Some of you may remember the slight stink that was kicked up a few weeks ago when federal Treasurer Wayne Swan paid tribute to Bruce Springsteen as a primary source of his political ideals. Mr Swan copped a surprising amount of flak for these comments. There were two main responses: Clive Palmer said that he didn’t need to look beyond Australian music for inspiration, and Shadow Treasurer Joe Hockey argued that music is entertainment and not a legitimate source of political values. Great: a xenophobe and a philistine.

In response to the speech, Mr Hockey remarked: “It says everything about this government that it is guided by the principles of a rock singer,” and “If that’s the right benchmark we may as well have Glenn A. Baker and Molly Meldrum running the country.” Mr Hockey stated that to him music was simply “entertainment” and pointed instead to thinkers and politicians of the past, such as J. S. Mill, Adam Smith and Robert Menzies as his sources of inspiration.

Interestingly, it wasn’t Springsteen’s political values themselves that were derided (for example, he supports marriage equality while the coalition does not). Nor were they the arguments put forward by Mr Swan, who condemned Gina Rinehart and Clive Palmer for using their wealth to influence politics beyond the means of an ordinary citizen, while championing a rock star who arguably does the same thing. In fact what was targeted was the very idea that music is anything more than just entertainment.
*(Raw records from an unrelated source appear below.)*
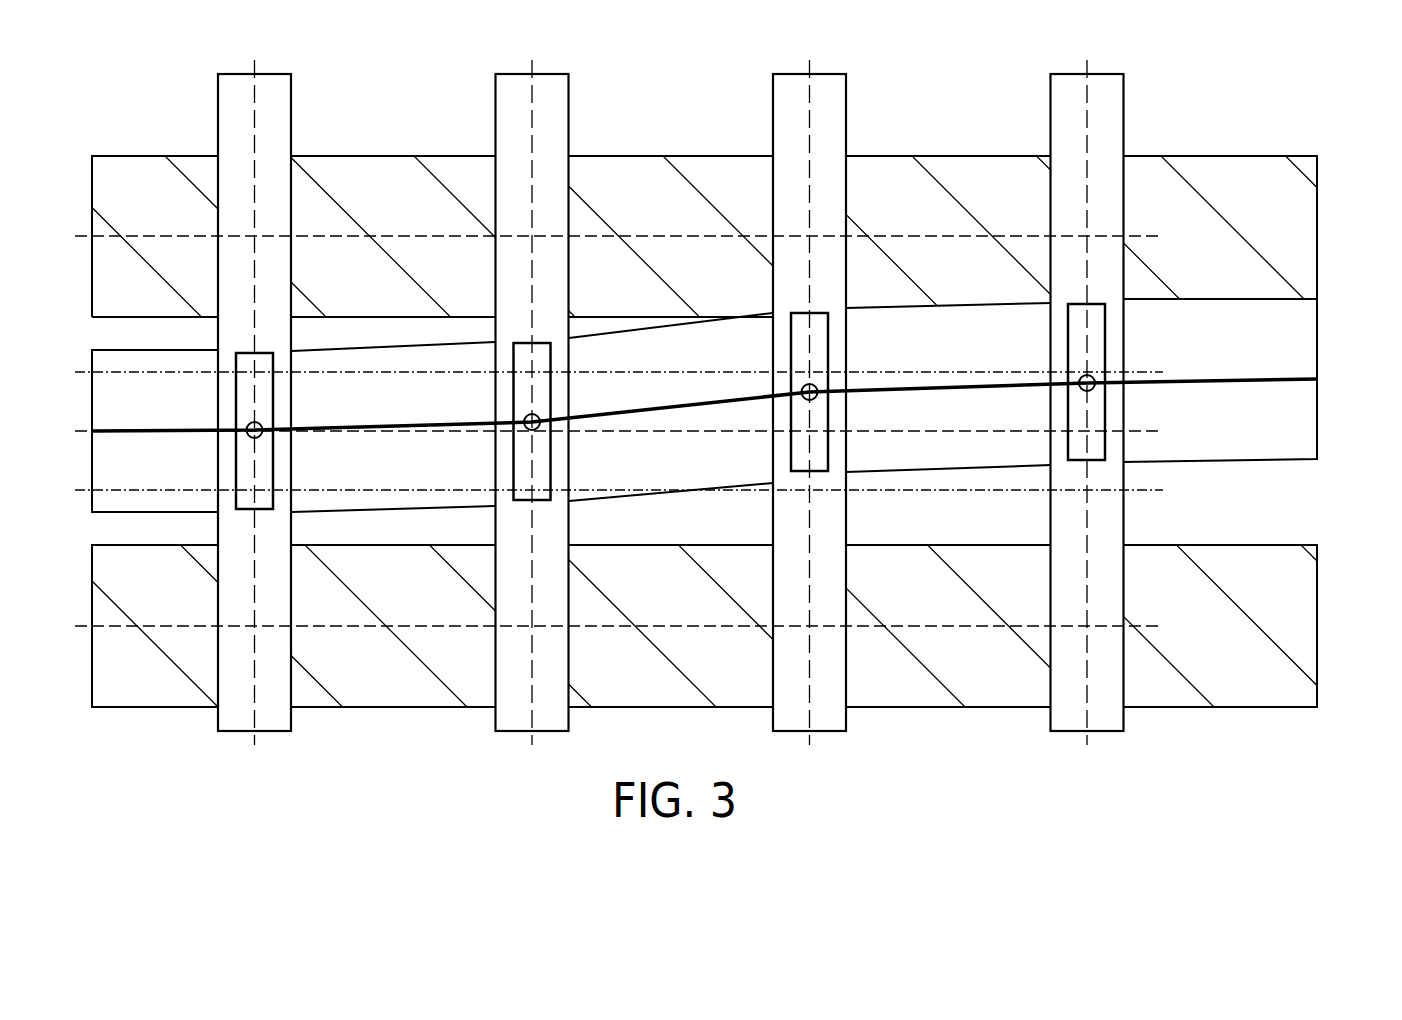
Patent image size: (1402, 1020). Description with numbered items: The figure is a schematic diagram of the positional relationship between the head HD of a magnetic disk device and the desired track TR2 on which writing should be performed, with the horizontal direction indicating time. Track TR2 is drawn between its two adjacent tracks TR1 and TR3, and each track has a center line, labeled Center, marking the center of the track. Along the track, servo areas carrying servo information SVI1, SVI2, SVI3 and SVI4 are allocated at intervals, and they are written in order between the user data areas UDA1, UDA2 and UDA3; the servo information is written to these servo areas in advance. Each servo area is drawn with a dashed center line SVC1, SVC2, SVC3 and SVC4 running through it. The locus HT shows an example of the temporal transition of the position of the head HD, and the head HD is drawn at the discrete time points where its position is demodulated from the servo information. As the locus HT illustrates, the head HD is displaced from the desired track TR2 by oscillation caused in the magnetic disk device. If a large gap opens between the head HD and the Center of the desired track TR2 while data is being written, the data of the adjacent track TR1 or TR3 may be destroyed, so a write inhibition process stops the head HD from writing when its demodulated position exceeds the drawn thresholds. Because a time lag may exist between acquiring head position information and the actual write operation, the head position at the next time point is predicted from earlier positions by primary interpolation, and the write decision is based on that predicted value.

The track TR1 is at (1317, 225).
The track TR2 is at (1317, 418).
The track TR3 is at (1317, 618).
The servo information SVI1 is at (218, 123).
The servo information SVI2 is at (496, 123).
The servo information SVI3 is at (773, 123).
The servo information SVI4 is at (1051, 123).
The first servo center line SVC1 is at (254, 102).
The second servo center line SVC2 is at (532, 102).
The third servo center line SVC3 is at (810, 102).
The fourth servo center line SVC4 is at (1087, 102).
The user data area UDA1 is at (393, 427).
The user data area UDA2 is at (671, 407).
The user data area UDA3 is at (948, 400).
The head HD is at (243, 470).
The locus HT is at (1317, 379).
The center of the desired track Center is at (78, 238).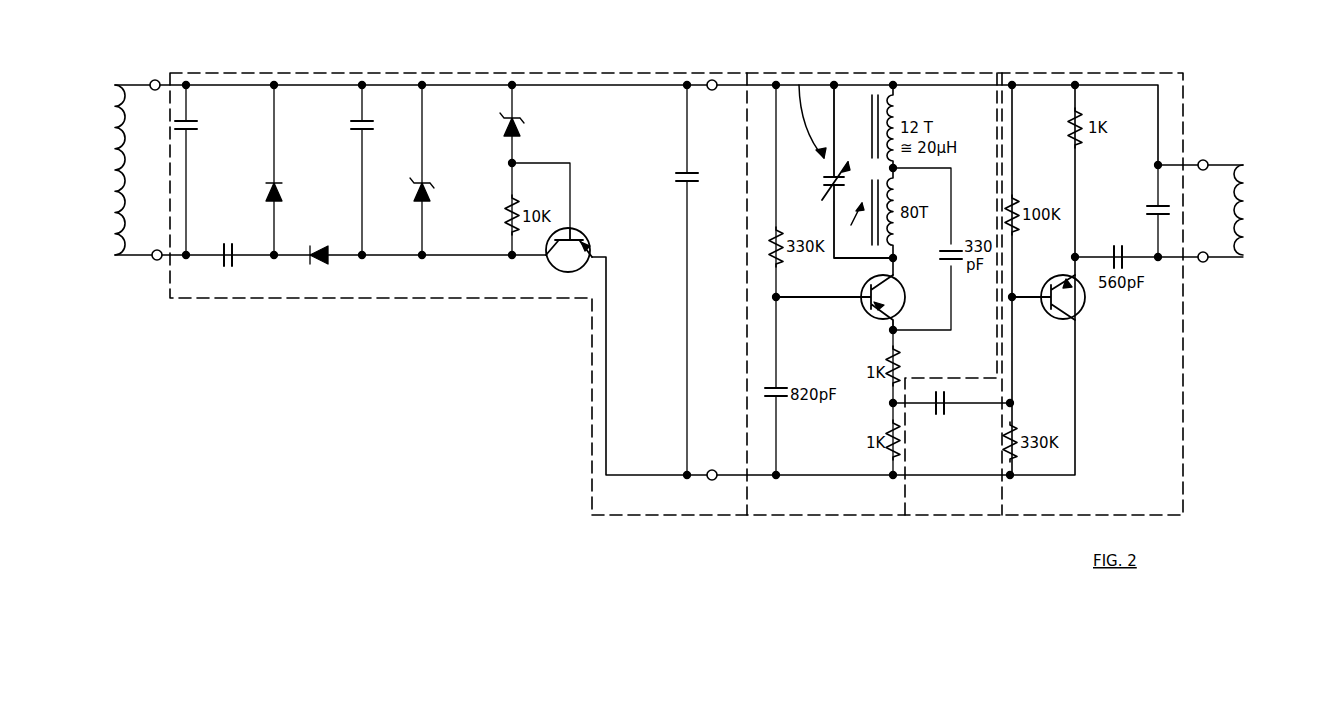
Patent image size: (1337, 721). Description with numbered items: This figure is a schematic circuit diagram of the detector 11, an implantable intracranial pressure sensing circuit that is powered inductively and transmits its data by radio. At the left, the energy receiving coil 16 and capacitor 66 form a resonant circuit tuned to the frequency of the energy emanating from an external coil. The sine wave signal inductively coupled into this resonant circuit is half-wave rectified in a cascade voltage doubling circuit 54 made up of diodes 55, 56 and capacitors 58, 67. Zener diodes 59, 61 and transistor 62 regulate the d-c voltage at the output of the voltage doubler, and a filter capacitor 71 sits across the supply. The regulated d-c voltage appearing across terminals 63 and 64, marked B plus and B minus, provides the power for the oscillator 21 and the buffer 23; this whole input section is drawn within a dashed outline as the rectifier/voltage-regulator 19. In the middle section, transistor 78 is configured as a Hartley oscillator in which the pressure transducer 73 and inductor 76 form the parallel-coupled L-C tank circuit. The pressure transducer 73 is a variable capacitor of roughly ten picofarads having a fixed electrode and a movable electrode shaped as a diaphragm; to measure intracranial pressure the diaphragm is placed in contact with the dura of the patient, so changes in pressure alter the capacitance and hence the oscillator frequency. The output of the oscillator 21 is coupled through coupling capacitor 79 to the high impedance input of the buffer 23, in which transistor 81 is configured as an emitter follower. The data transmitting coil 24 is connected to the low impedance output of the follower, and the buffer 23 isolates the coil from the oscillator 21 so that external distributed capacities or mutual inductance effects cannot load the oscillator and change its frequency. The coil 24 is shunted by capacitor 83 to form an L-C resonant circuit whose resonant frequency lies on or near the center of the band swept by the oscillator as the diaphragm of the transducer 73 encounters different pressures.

Leaving aside the snobbish undertone of Mr Hockey’s comments (as though someone would need to read Mill in order to form real values), they are frightfully dull, and demonstrative of the coalition’s attitude towards culture and the arts. It seems rather strange that in a country that prides itself on its relative lack of class boundaries and a strong working people’s culture, a politician would be ridiculed for deriving his values from the lyrics of a rock musician. It also shows a striking ignorance of the fact that great thinkers from Plato to Nietzsche and beyond have seen music as fundamentally important to human affairs. It’s a part of what makes us human and what makes life bearable, and is therefore essentially connected with politics.
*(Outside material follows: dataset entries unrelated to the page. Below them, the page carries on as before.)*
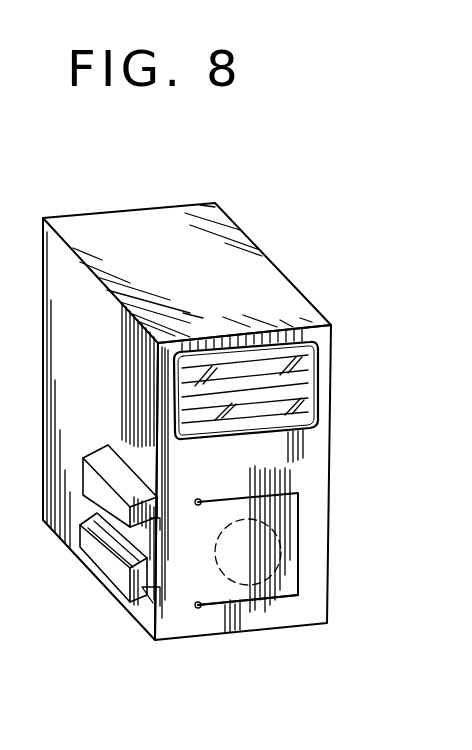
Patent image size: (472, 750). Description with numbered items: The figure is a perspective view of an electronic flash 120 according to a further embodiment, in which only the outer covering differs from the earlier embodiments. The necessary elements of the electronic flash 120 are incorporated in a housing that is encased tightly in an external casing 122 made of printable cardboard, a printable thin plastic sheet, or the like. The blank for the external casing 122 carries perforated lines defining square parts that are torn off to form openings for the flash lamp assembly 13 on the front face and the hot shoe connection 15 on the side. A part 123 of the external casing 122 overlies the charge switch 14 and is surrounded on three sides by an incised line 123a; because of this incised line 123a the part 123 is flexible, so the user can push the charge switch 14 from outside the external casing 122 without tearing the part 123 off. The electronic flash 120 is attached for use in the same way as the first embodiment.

The electronic flash 120 is at (146, 210).
The flash lamp assembly 13 is at (275, 371).
The external casing 122 is at (272, 463).
The part of the external casing 123 is at (267, 521).
The incised line 123a is at (243, 604).
The charge switch 14 is at (283, 553).
The hot shoe connection 15 is at (102, 572).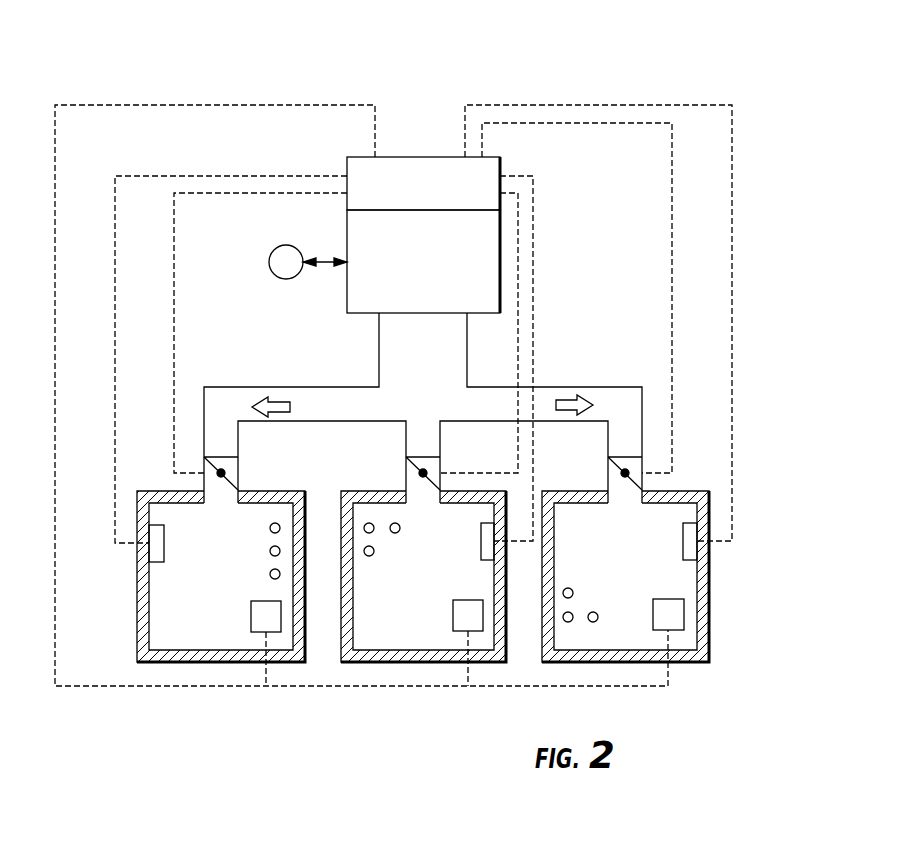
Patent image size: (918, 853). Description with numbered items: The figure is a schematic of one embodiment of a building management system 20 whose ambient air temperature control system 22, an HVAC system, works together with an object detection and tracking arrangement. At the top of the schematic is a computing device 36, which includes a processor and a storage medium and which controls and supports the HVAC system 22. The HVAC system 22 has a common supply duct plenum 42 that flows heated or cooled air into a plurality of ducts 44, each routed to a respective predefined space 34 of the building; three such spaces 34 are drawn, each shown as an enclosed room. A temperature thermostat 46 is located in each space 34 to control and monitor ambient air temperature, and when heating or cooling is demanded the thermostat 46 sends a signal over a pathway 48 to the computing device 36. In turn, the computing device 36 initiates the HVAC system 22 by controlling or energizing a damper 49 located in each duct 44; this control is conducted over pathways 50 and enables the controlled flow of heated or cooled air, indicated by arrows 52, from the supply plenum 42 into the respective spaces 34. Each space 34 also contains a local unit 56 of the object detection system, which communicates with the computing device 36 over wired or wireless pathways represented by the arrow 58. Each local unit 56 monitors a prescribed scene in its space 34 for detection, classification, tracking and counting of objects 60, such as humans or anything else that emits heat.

The building management system 20 is at (418, 93).
The ambient air temperature control system 22 is at (407, 262).
The predefined space 34 is at (201, 589).
The computing device 36 is at (407, 197).
The common supply duct plenum 42 is at (407, 357).
The duct 44 is at (209, 449).
The temperature thermostat 46 is at (164, 560).
The pathway 48 is at (115, 247).
The damper 49 is at (238, 473).
The pathway 50 is at (174, 298).
The arrows 52 is at (274, 398).
The local unit 56 is at (251, 610).
The arrow 58 is at (380, 686).
The object 60 is at (270, 551).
Rock and obviously other genres have been almost inseparably linked with political struggles from the civil rights movement in sixties America, through Rock Against Racism in seventies Britain to Live 8 in more recent years. Think of the frequent attempts by governments worldwide to censor or downplay the role of music, because it was seen as a threat. And of course there’s the good old national anthem that, theoretically, expresses a country’s history and values in song form. Music has been used to celebrate victory or commemorate defeat, as a forum for criticism and commentary, as a manifesto, and it is particularly effective simply because it sounds good and therefore accesses our emotional side. Queue Springsteen.
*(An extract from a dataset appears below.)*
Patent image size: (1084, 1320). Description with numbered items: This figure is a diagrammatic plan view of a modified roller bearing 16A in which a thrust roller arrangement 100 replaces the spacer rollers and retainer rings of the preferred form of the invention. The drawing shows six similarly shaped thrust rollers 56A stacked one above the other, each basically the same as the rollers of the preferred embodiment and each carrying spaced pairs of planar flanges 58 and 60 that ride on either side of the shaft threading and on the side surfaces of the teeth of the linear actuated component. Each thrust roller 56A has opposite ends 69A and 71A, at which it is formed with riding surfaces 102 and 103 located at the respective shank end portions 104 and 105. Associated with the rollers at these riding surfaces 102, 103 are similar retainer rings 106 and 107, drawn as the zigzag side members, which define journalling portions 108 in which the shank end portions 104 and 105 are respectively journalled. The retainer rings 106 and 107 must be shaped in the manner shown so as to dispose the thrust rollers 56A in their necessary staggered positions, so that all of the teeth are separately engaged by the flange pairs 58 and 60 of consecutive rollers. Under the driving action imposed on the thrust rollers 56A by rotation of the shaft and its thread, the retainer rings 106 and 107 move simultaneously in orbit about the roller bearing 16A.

He is a musician who has not shied away from activism outside of his music, but his fans will also point you towards the human quality of his songs (Bobby Jean, Born in the USA), their capacity to make ordinary life seem magical (Thunder Road, Rosalita come out tonight), not to mention demonstrating wisdom and a sense of fun (Badlands, Glory Days). In other words, he is loved for the values and principles that his music expresses. And these values stand and fall independently of who expresses them. Apart from the obvious fact that culture both reflects and informs our engagement with the world and each other, it shouldn’t matter where one finds values. It is what they are that does matter.

Regardless of whether Mr Swan’s actions in his role as a senior politician reflect the values he claims to have picked up from Springsteen, we as citizens could hardly fail to benefit from a few more musical values in politics. Once again Joe Hockey has missed the point, but if he wishes to rectify this he should probably go into the nearest record store and buy Greetings From Asbury Park NJ and find out what he’s been missing.